Inspirée de la «Scrap House» de San Francisco, la «Villa déchets», à Nantes, avait été construite fin 2010 exclusivement à base de matériaux de récupération. Située à la base sur l'esplanade des anciens chantiers navals, cette maison de 70 m2 avait finalement atterri sur une parcelle vierge de la communauté urbaine, dans le nouvel «écoquartier» de la Bottière… Elle devait y rester trois ans, en vertu d'une convention signée avec Tabakero, l'association qui la gérait.
Pendant trois ans, un petit millier d'écoliers, de résidents de maisons de retraite ou d'étudiants en architecture ont donc visité cette «Villa déchets ». Frédéric Tabary, le «designer d'espaces et d'objets» à l'origine de sa construction, a même fait «des conférences un peu partout en France». Seulement voilà : en septembre, la fameuse convention est arrivée à échéance. «Renouvelable» selon l'intéressé, elle ne l'a pas été par Nantes Métropole : si le projet était soutenu par Jean-Marc Ayrault, il l'est nettement moins par Johanna Rolland, qui lui a succédé à la mairie et à la communauté urbaine.

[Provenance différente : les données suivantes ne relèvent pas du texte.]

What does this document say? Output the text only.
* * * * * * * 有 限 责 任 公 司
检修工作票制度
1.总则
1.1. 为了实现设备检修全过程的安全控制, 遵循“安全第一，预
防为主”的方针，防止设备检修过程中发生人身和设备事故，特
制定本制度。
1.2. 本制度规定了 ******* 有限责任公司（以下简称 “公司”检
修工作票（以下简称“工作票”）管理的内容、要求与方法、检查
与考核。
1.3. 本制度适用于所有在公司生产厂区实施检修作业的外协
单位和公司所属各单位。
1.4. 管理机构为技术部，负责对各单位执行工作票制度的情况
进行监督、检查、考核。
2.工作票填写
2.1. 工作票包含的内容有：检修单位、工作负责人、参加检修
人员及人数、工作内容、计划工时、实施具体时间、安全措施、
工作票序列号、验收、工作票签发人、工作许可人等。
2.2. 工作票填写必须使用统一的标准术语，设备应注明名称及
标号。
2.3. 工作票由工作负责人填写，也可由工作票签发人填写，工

«La villa a bien servi à Nantes à l'époque, mais maintenant on nous demande de dégager le plancher», s'agace Frédéric Tabary. Pour lui, la ville s'est surtout livrée à du «greenwashing», dans sa course au titre (obtenu) de «capitale verte européenne 2013». Cinq associations, «toutes en rapport avec l'aide sociale ou le recyclage», selon le président de Tabakero, auraient pourtant fait acte de candidature pour l'occuper. «J'étais prêt à la céder pour l'euro symbolique», s'exaspère ce Nantais de 46 ans.
La Villa déchets est ainsi vouée à la démolition, fixée au 17 avril. Mais c'était sans compter sur «Ndimbeul» («aider » en wolof, une langue d'Afrique de l'ouest), une petite association du quartier… dont les membres ont investi la maison inoccupée. Ces «squatteurs citoyens» veulent en faire leur «QG», mais aussi un lieu de «distribution de colis alimentaires pour les personnes démunies» qui vivent dans les barres voisines de «l'écoquartier», de l'autre côté de la ligne de tramway.
Sur la façade, une banderole «Aidez-nous à les aider» a été déployée, et Taylor Coulibaly, le président de l'association, promet «une pétition» ces prochains jours pour alerter le voisinage. «Pour moi, c'était inconcevable de la détruire ! On fera tout pour les en empêcher», explique ce Nantais de 36 ans d'origine sénégalaise. «Même si on l'appelle "villa"», ce n'est pas une maison ! répond Philippe Marest, directeur général adjoint en charge de l'environnement. C'est une œuvre d'art éphémère, qui n'a pas vocation à devenir une habitation ou un local professionnel.»